LinuxQuestions.org - Mount 2TB encrypted-container file through SSHFS (performance question)

- Linux - General (https://www.linuxquestions.org/questions/linux-general-1/)

- - Mount 2TB encrypted-container file through SSHFS (performance question) (https://www.linuxquestions.org/questions/linux-general-1/mount-2tb-encrypted-container-file-through-sshfs-performance-question-4175453734/)

Mount 2TB encrypted-container file through SSHFS (performance question)

Dear Community,

due to missing support of SSH/Rsync I tried to use a mounted and encrypted container file for storing a huge amount of data.

Setup:
Dedicated Server (source) + Storage Server connected with 1 Gbit (target)

I have mounted and build an encrypted container file the following way:

Code:

sshfs xxxx@xxxx.xxx:/ /mnt/backup

dd if=/dev/urandom of=/mnt/backup/container.img bs=1M count=2000000

losetup /dev/loop1 /mnt/backup/container.img

cryptsetup luksFormat /dev/loop1

cryptsetup luksOpen /dev/loop1 container

mkfs.ext2 /dev/mapper/container

mount /dev/mapper/container /mnt/container

This is my setup for the monted container file, it works like a charm, doing an rsync:

Code:

rsync -aAXv /xxx/* /mnt/container

works with incredible speed. :D
This way approx 800 GB of data are backed up correctly.
The second rsync run was also very fast, just a few minutes.

Now my problem:
After some days some data changed and there is approx ~ 100 GB of new data to be stored.
Rsync now seems to run forever, there is still activity on rsync and the networking interface but far far away from using the availible bandwith and as said it wont even finish a rsync run within 24 hours...

After doing some `ls` in various directories of the mounted device i recognized that every `ls` command in each directory takes a very long time (up to 30 seconds).
This brings me to the conclusion that this must have something to do with the filesystem structure and inode readings.
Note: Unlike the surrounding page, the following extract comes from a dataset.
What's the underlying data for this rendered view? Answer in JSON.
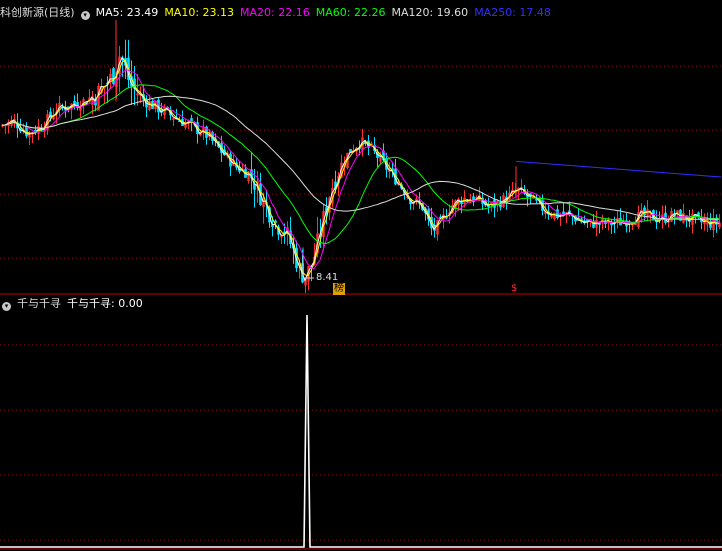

This would also explain why rsync which is mainly sending and reading incremental file lists takes forever.

As you can read in the above code, i formated as ext2 filesystem. Now i tried converting to ext3 (tune2fs -j -O dir_index). The filesystem should now be ext3, but this did not solve my problem.

Anyone has an idea how I can increase the perfomance and what would be the best way to mount such a large container file? Do i have to change blocksizes, convert to ext4, use ReiserFS or is this just not possible at all.

Thanks for your suggestions and feedback.

Is the target a host you control?
Do you need the traffic to it to be encrypted? You are using a user mode filesystem (sshfs) to loop mount an encrypted filesystem.

Could you have an encrypted partition on the backup server instead? I'm suggesting using the network block device. If you can't repartition the backup server, you could loop mount the encrypted file at the server and use the encrypted loopback device for the nbd source. Then use cryptsetup on the local machine. I think this may give you a faster throughput, but you probably want to test it to be sure.

Since the file is already encrypted, you don't need ssh to encrypt the traffic.

http://www.linuxjournal.com/article/3778

P.S. The article also creates a file on the server, but the nbd-server serves uses the file directly instead of a loop device. So there example is even closer to what you are doing then I first thought.

Unfortunately I dont have control over the target host. The only ways to connect to the host are FTP/SFTP/SCP/SAMBA/CIFS.
I think using SFTP with sshfs mount is still the fastest way. I dont see any other way to get the ability to use rsync in combination with hardlinking.

Do you think encryption reduces the speed or the way files and inodes are read from the target? On the source host i have 12 cores, the first rsync run is using the complete 1Gbit bandwith. So encrpytion doesn not seem to affect the performance. Do you think reading encrypted data from the target influences the way directory and inode listings are read?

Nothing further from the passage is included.